4. I will immediately stop pretending that I am “cleaning” the closets/rooms/boxes/basement where I keep the stash. Everyone knows that I don’t clean anything and that I am, in fact, simply perusing the stash in a desperate attempt to find something else to knit that is as pressing. Instead of engaging in this pathetic and transparent attempt to get out of knitting the third mitten (wow…makes your head pound a little just typing that) I will stop trying to plan my knitterly escape, and knit on the mitten.

5. Further to article #4. I will clean something. I don’t yet know what that might be, but as part of this series of oaths, I swear that I will put swabbing the kitchen floor near the top of the list so that the cat doesn’t get stuck down to it. Also…I will visit Mr. Washie and do some laundry. No matter how big my real job is, no matter how pressing the deadlines, no matter how upsetting the mittens, I do acknowledge that when your teenage daughter is desperately trying to find a clean pair of pants in the house and inquires about the availability of said item…that a loving, caring mother could probably come up with a better/more sympathetic response than asking, in the most exasperated and frustrated way possible, with that vein on her forehead bulging… “Do I look like I’ve got your clean pants up my arse?”

6. I will give away lots of thank you gifts on the blog so that the pain of knitting a third mitten is tempered by the joy of watching people get good stuff. ( I have emailed the winners)

Good stuff:

Heather has very generously donated a $20 gift certificate to Elann and it will be going to…(drumroll? Just one of these times I’d like there to be a drumroll) Eileen H.

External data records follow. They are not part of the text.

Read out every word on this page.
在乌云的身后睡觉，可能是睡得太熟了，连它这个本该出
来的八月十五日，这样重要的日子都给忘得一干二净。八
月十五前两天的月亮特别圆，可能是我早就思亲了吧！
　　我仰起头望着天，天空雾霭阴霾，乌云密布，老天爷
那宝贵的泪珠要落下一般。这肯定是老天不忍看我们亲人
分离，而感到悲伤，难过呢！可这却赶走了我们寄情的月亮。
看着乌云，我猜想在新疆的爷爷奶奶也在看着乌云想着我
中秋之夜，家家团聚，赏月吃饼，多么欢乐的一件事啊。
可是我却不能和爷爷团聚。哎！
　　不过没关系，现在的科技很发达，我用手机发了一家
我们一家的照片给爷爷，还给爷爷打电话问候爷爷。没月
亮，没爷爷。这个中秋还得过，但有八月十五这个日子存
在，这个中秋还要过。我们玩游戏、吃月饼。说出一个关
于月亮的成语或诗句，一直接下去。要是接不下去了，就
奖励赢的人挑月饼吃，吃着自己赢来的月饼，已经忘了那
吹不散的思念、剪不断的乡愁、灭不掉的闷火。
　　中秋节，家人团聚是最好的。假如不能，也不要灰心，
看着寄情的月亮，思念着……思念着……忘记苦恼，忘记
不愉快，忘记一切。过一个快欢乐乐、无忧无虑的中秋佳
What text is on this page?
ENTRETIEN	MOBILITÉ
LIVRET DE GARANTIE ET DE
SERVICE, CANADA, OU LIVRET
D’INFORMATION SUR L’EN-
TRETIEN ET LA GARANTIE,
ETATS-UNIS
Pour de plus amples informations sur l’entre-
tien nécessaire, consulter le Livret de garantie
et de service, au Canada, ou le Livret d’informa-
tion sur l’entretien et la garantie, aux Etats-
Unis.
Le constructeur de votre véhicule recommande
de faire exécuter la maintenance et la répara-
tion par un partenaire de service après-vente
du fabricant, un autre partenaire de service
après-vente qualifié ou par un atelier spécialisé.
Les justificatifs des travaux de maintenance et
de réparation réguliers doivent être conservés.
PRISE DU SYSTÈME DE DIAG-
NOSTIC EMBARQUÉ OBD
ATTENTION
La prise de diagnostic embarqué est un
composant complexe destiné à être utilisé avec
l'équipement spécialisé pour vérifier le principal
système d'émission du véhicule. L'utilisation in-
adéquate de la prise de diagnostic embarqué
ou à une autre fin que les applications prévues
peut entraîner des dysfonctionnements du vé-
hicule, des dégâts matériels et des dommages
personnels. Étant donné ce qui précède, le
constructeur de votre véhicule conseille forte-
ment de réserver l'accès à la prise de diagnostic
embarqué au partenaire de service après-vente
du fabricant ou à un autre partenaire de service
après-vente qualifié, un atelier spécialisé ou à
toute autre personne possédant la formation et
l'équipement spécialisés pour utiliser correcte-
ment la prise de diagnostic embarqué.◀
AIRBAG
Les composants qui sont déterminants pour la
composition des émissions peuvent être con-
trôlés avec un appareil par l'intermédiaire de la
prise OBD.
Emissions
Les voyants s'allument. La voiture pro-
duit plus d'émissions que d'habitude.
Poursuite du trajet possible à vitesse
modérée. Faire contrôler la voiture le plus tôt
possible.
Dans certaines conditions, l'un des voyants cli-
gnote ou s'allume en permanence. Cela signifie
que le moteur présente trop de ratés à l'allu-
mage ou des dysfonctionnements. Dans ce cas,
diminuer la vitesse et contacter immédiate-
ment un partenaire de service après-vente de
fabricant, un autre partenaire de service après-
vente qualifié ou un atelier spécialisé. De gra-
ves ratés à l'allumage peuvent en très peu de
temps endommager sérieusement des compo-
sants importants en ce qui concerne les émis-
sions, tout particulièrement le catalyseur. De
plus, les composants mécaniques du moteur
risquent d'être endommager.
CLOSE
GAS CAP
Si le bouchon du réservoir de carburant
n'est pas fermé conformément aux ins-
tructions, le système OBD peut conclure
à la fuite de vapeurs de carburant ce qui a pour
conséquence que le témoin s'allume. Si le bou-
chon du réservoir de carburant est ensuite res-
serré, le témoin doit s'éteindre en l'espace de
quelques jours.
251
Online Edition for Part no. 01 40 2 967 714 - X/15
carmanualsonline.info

Lynne in Australia has come up with a wee bling bag, she’ll be sending it all the way to the very lucky Jessica W

Jean has very generously offered her beautiful blue/purple handspun yarn

Jeanshs-1

and Michelle L. will be enjoying it!

Lori has spun some amazing yarn with feathers (seriously, it’s very cool…go look)

and my handy dandy random number generator says that it’s going to live with Beth E.

Laura works at a yarn shop. (Can you imagine? I would be so bankrupt if I worked at a yarn shop.) and she’s very generously offered 2 skeins of Noro Kureyon, knitters choice of what she has available. Christina C. will be doing the choosing.

Hayley, owner of the Knitomatic shop here in Toronto, has generously offered this:

Cashmere

In case you can’t tell, that’s cashmere, and right now it sucks to be anybody but Elizabeth F. ’cause she just won it.

Elizabeth, bless her little heart, has decided that she can part with this skein of Noro Big Kureyon.

Big-Kureyon

We hope it will be very happy in it’s new home with Jane (which Jane? The Jane who got an email. Check your inboxes…all you Janes)

Finally,

7. I will immediately cease and desist with the coveting of my fellow knitters thank you gifts. I will repeat the mantra “I have a lot of yarn” 200 times, and then I will spin, (because it is Tuesday) and knit the mittens until the completely predictable urge to keep all of this stuff passes.

(PS. A special thanks to Cynthia, who sent me Peets coffee. How did I not know about Peets? How I ask you? Do we have this in Canada? I’m drinking it now, and I want you to know that my life was shallow and empty before I knew this joy. Thanks Cynthia!)